Quoiqu’il en soit, ces incidents illustrent le ressentiment croissant d’un noyau dur de la révolution à l’égard des forces armées, soupçonnées de collusion avec les derniers réseaux du régime de Moubarak.
"Le conseil militaire fait partie intégrante du régime corrompu. Il est constitué de chefs militaires qui ont tiré profit de Moubarak et de ses trente années de vol au détriment du peuple égyptien", dénonçait samedi matin Abdallah Ahmed, 45 ans, croisé place Tahrir.
L’armée a pris directement les commandes du pays, au départ de Moubarak le 11 février dernier.
Le Conseil suprême des forces armées a programmé des élections législatives en septembre. Un scrutin présidentiel suivra, en octobre ou novembre, et l’armée a annoncé qu’elle remettrait alors le pouvoir à un gouvernement civil.
L’ancien président, âgé de 82 ans, et sa famille vivent eux dans la station balnéaire de Charm el Cheikh depuis leur départ du Caire. Il leur est interdit de quitter l’Egypte.
En début de matinée, samedi, aucun signe de présence de l’armée n’était plus visible autour de la place. "Grâce à Dieu, nous leur avons tenu tête et nous sommes toujours là", a dit un manifestant.
De plusieurs centaines, le nombre de manifestants a augmenté dans la matinée. A la mi-journée, ils étaient plus de 2.000 sur la place-symbole de la contestation qui a abouti au départ du raïs après dix-huit jours de mobilisation.

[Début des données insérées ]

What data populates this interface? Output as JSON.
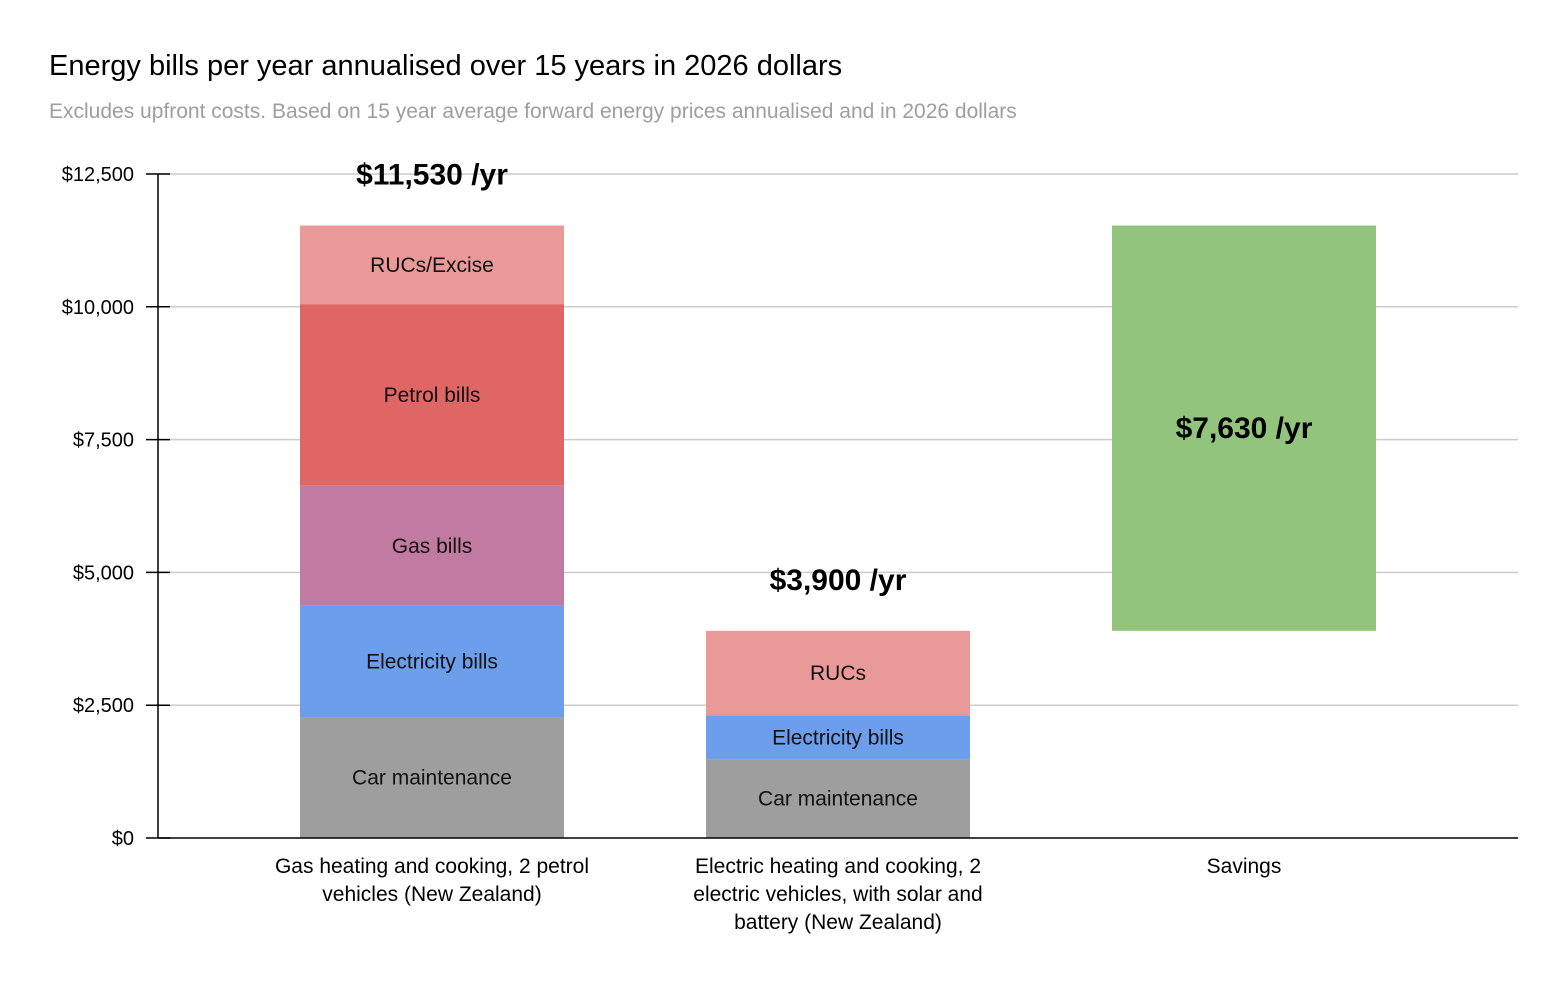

La participation à la manifestation de vendredi organisée par les collectifs formés de jeunes cyberactivistes, à la pointe de la révolution égyptienne, dans le cadre d’un "Vendredi de la purification et des responsabilités", en fait l’une des plus importantes depuis la chute de Moubarak.

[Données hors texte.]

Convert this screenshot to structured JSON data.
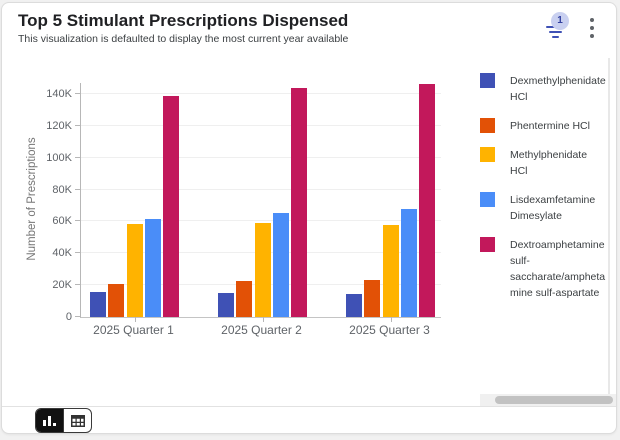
{
  "header": {
    "title": "Top 5 Stimulant Prescriptions Dispensed",
    "subtitle": "This visualization is defaulted to display the most current year available",
    "filter_badge_count": "1",
    "accent_color": "#3F51B5"
  },
  "chart_data": {
    "type": "bar",
    "title": "Top 5 Stimulant Prescriptions Dispensed",
    "xlabel": "",
    "ylabel": "Number of Prescriptions",
    "categories": [
      "2025 Quarter 1",
      "2025 Quarter 2",
      "2025 Quarter 3"
    ],
    "series": [
      {
        "name": "Dexmethylphenidate HCl",
        "color": "#3F51B5",
        "values": [
          15500,
          15000,
          14500
        ]
      },
      {
        "name": "Phentermine HCl",
        "color": "#E25106",
        "values": [
          20500,
          22500,
          23000
        ]
      },
      {
        "name": "Methylphenidate HCl",
        "color": "#FFB300",
        "values": [
          58500,
          59000,
          57500
        ]
      },
      {
        "name": "Lisdexamfetamine Dimesylate",
        "color": "#4A8DF8",
        "values": [
          61500,
          65000,
          67500
        ]
      },
      {
        "name": "Dextroamphetamine sulf-saccharate/amphetamine sulf-aspartate",
        "color": "#C2185B",
        "values": [
          139000,
          143500,
          146000
        ]
      }
    ],
    "ylim": [
      0,
      140000
    ],
    "yticks": [
      {
        "value": 0,
        "label": "0"
      },
      {
        "value": 20000,
        "label": "20K"
      },
      {
        "value": 40000,
        "label": "40K"
      },
      {
        "value": 60000,
        "label": "60K"
      },
      {
        "value": 80000,
        "label": "80K"
      },
      {
        "value": 100000,
        "label": "100K"
      },
      {
        "value": 120000,
        "label": "120K"
      },
      {
        "value": 140000,
        "label": "140K"
      }
    ],
    "grid": true,
    "legend_position": "right"
  },
  "footer": {
    "view_toggle": [
      {
        "id": "chart-view",
        "icon": "bar-chart-icon",
        "selected": true
      },
      {
        "id": "table-view",
        "icon": "table-icon",
        "selected": false
      }
    ]
  }
}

"Nous resterons ici tant que Moubarak n’aura pas été jugé", a promis Mahmoud Salama, qui travaille dans une agence de voyage.
D’autres réclamaient la démission du maréchal Mohamed Hussein Tantaoui, inoxydable ministre de la Défense sous Moubarak qui dirige aujourd’hui le Conseil suprême des forces armées.

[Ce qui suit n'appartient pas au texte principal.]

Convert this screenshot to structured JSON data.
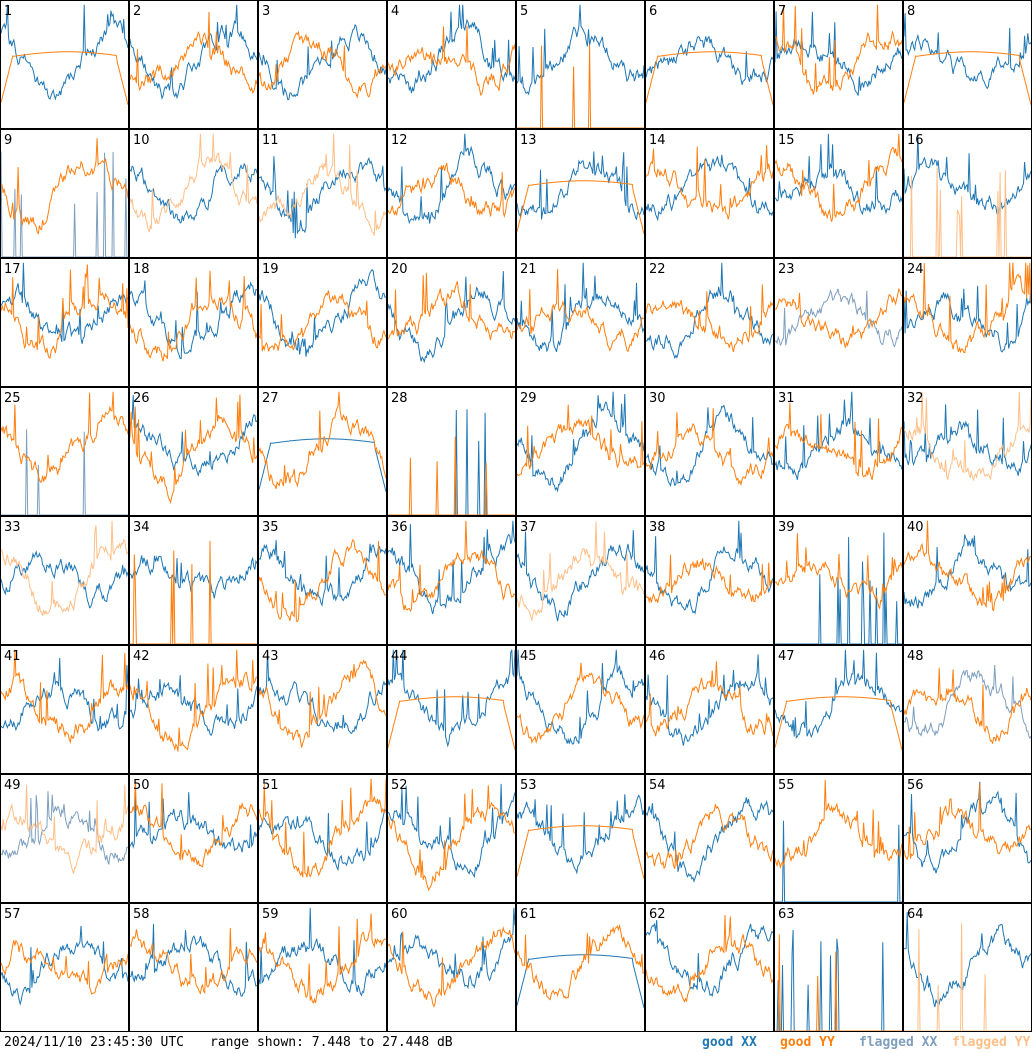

"Soit le maréchal Tantaoui traduit ces gens - Moubarak, son fils Gamal et les autres - en justice, soit il quitte son poste et laisse quelqu’un d’autre le faire. Car la lenteur du processus rend les gens soupçonneux à l’égard du commandement militaire", résume Achraf Abdel-Aziz, un commerçant de 36 ans.
L’armée a déjà dispersé par la force une précédente manifestation sur la place Tahrir après le renversement de Moubarak. Elle avait présenté des excuses le lendemain, affirmant qu’aucun ordre n’avait été donné pour cette intervention.
"L’armée est dans une position difficile. Ce qui s’est produit vendredi résulte d’erreurs d’appréciation de l’armée sur la manière de conduire la révolution, mais pas d’une complicité avec l’ancien régime", analyse l’universitaire Hasan Nafaa, spécialiste des sciences politiques très impliqué dans le "printemps égyptien".
"L’armée, ajoute-t-il, tente de parvenir à un équilibre entre mise en oeuvre de réformes, purge de l’ancien système et maintien de la stabilité économique et politique. L’armée sait bien que de nombreuses personnalités issues de l’ère Moubarak contrôlent l’économie et sont profondément ancrées dans la société. Elle agit par conséquent par étapes mesurées."